Algae are the most abundant photosynthetic organisms in marine ecosystems and are essential components of marine food webs. Harmful algal bloom or “HAB” species are a small subset of algal species that negatively impact humans or the environment. HABs can pose health hazards for humans or animals through the production of toxins or bioactive compounds. They also can cause deterioration of water quality through the buildup of high biomass, which degrades aesthetic, ecological, and recreational values. Humans and animals can be exposed to marine algal toxins through their food, the water in which they swim, or sea spray. Symptoms from toxin exposure range from neurological impairment to gastrointestinal upset to respiratory irritation, in some cases resulting in severe illness and even death.
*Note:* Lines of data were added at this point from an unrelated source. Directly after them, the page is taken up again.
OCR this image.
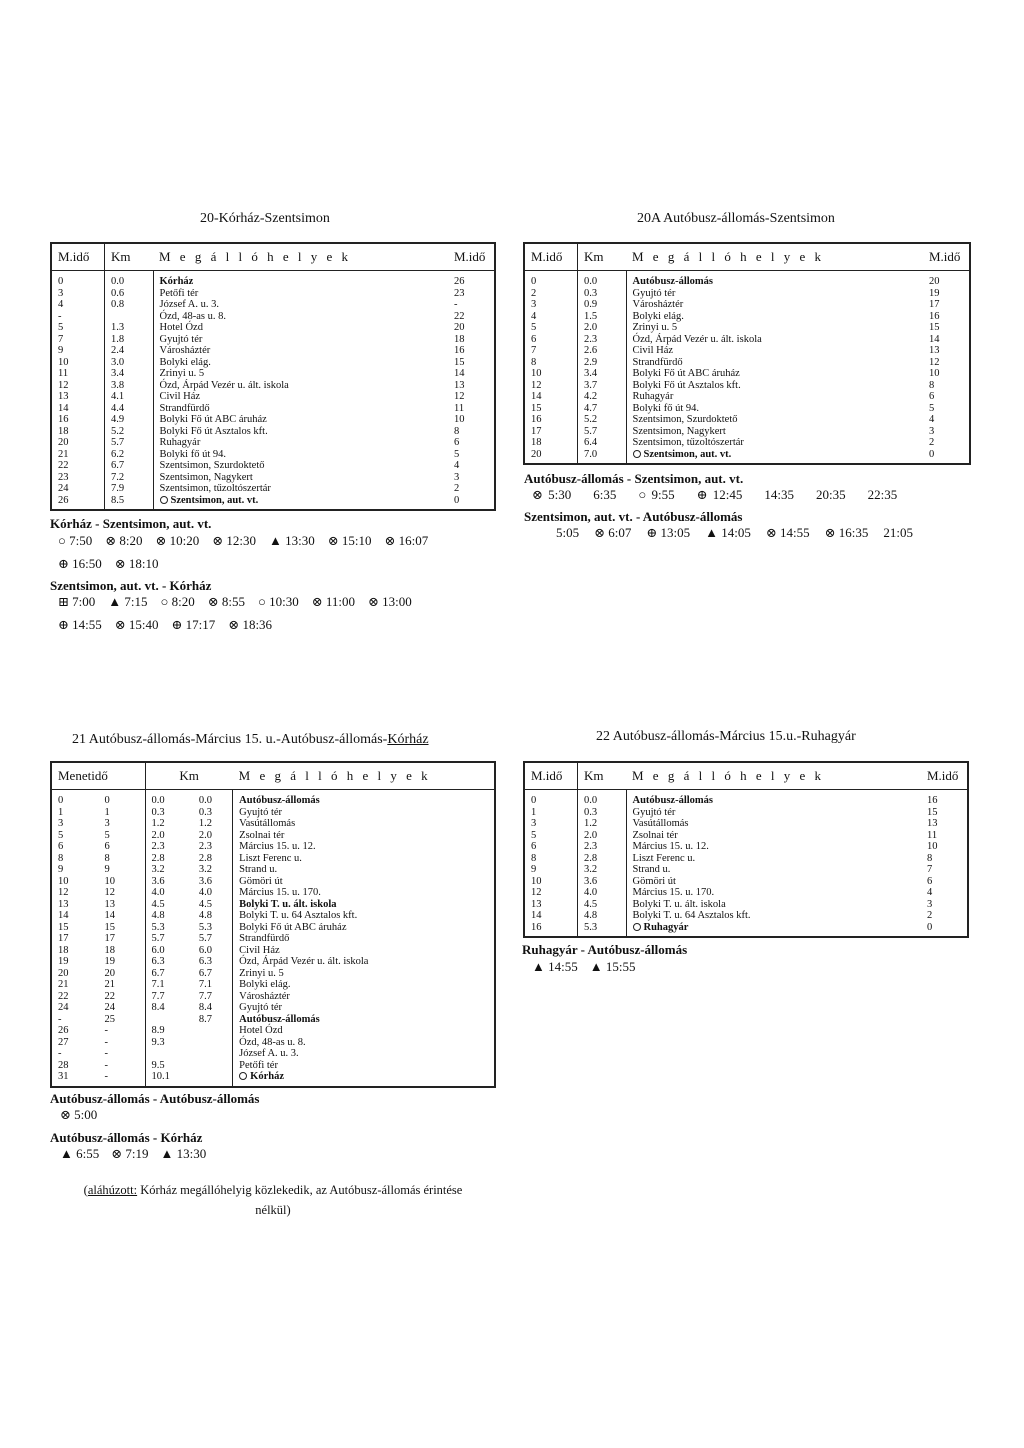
20-Kórház-Szentsimon
M.idő	Km	M e g á l l ó h e l y e k	M.idő
0	0.0	Kórház	26
3	0.6	Petőfi tér	23
4	0.8	József A. u. 3.	-
-		Ózd, 48-as u. 8.	22
5	1.3	Hotel Ózd	20
7	1.8	Gyujtó tér	18
9	2.4	Városháztér	16
10	3.0	Bolyki elág.	15
11	3.4	Zrinyi u. 5	14
12	3.8	Ózd, Árpád Vezér u. ált. iskola	13
13	4.1	Civil Ház	12
14	4.4	Strandfürdő	11
16	4.9	Bolyki Fő út ABC áruház	10
18	5.2	Bolyki Fő út Asztalos kft.	8
20	5.7	Ruhagyár	6
21	6.2	Bolyki fő út 94.	5
22	6.7	Szentsimon, Szurdoktető	4
23	7.2	Szentsimon, Nagykert	3
24	7.9	Szentsimon, tűzoltószertár	2
26	8.5	Szentsimon, aut. vt.	0
Kórház - Szentsimon, aut. vt.
○ 7:50 ⊗ 8:20 ⊗ 10:20 ⊗ 12:30 ▲ 13:30 ⊗ 15:10 ⊗ 16:07
⊕ 16:50 ⊗ 18:10
Szentsimon, aut. vt. - Kórház
⊞ 7:00 ▲ 7:15 ○ 8:20 ⊗ 8:55 ○ 10:30 ⊗ 11:00 ⊗ 13:00
⊕ 14:55 ⊗ 15:40 ⊕ 17:17 ⊗ 18:36
20A Autóbusz-állomás-Szentsimon
M.idő	Km	M e g á l l ó h e l y e k	M.idő
0	0.0	Autóbusz-állomás	20
2	0.3	Gyujtó tér	19
3	0.9	Városháztér	17
4	1.5	Bolyki elág.	16
5	2.0	Zrinyi u. 5	15
6	2.3	Ózd, Árpád Vezér u. ált. iskola	14
7	2.6	Civil Ház	13
8	2.9	Strandfürdő	12
10	3.4	Bolyki Fő út ABC áruház	10
12	3.7	Bolyki Fő út Asztalos kft.	8
14	4.2	Ruhagyár	6
15	4.7	Bolyki fő út 94.	5
16	5.2	Szentsimon, Szurdoktető	4
17	5.7	Szentsimon, Nagykert	3
18	6.4	Szentsimon, tűzoltószertár	2
20	7.0	Szentsimon, aut. vt.	0
Autóbusz-állomás - Szentsimon, aut. vt.
⊗ 5:30 6:35 ○ 9:55 ⊕ 12:45 14:35 20:35 22:35
Szentsimon, aut. vt. - Autóbusz-állomás
5:05 ⊗ 6:07 ⊕ 13:05 ▲ 14:05 ⊗ 14:55 ⊗ 16:35 21:05
21 Autóbusz-állomás-Március 15. u.-Autóbusz-állomás-Kórház
Menetidő		Km		M e g á l l ó h e l y e k
0	0	0.0	0.0	Autóbusz-állomás
1	1	0.3	0.3	Gyujtó tér
3	3	1.2	1.2	Vasútállomás
5	5	2.0	2.0	Zsolnai tér
6	6	2.3	2.3	Március 15. u. 12.
8	8	2.8	2.8	Liszt Ferenc u.
9	9	3.2	3.2	Strand u.
10	10	3.6	3.6	Gömöri út
12	12	4.0	4.0	Március 15. u. 170.
13	13	4.5	4.5	Bolyki T. u. ált. iskola
14	14	4.8	4.8	Bolyki T. u. 64 Asztalos kft.
15	15	5.3	5.3	Bolyki Fő út ABC áruház
17	17	5.7	5.7	Strandfürdő
18	18	6.0	6.0	Civil Ház
19	19	6.3	6.3	Ózd, Árpád Vezér u. ált. iskola
20	20	6.7	6.7	Zrinyi u. 5
21	21	7.1	7.1	Bolyki elág.
22	22	7.7	7.7	Városháztér
24	24	8.4	8.4	Gyujtó tér
-	25		8.7	Autóbusz-állomás
26	-	8.9		Hotel Ózd
27	-	9.3		Ózd, 48-as u. 8.
-	-			József A. u. 3.
28	-	9.5		Petőfi tér
31	-	10.1		Kórház
Autóbusz-állomás - Autóbusz-állomás
⊗ 5:00
Autóbusz-állomás - Kórház
▲ 6:55 ⊗ 7:19 ▲ 13:30
(aláhúzott: Kórház megállóhelyig közlekedik, az Autóbusz-állomás érintése
nélkül)
22 Autóbusz-állomás-Március 15.u.-Ruhagyár
M.idő	Km	M e g á l l ó h e l y e k	M.idő
0	0.0	Autóbusz-állomás	16
1	0.3	Gyujtó tér	15
3	1.2	Vasútállomás	13
5	2.0	Zsolnai tér	11
6	2.3	Március 15. u. 12.	10
8	2.8	Liszt Ferenc u.	8
9	3.2	Strand u.	7
10	3.6	Gömöri út	6
12	4.0	Március 15. u. 170.	4
13	4.5	Bolyki T. u. ált. iskola	3
14	4.8	Bolyki T. u. 64 Asztalos kft.	2
16	5.3	Ruhagyár	0
Ruhagyár - Autóbusz-állomás
▲ 14:55 ▲ 15:55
HABs can also result in lost revenue for coastal economies dependent on seafood harvest or tourism, disruption of subsistence activities, loss of community identity tied to coastal resource use, and disruption of social and cultural practices. Although economic impact assessments to date have been limited in scope, it has been estimated that the economic effects of marine HABs in U.S. communities amount to at least $82 million per year including lost income for fisheries, lost recreational opportunities, decreased business in tourism industries, public health costs of illness, and expenses for monitoring and management. As reviewed in the report, Harmful Algal Research and Response: A Human Dimensions Strategy1, the sociocultural impacts of HABs may be significant, but remain mostly undocumented.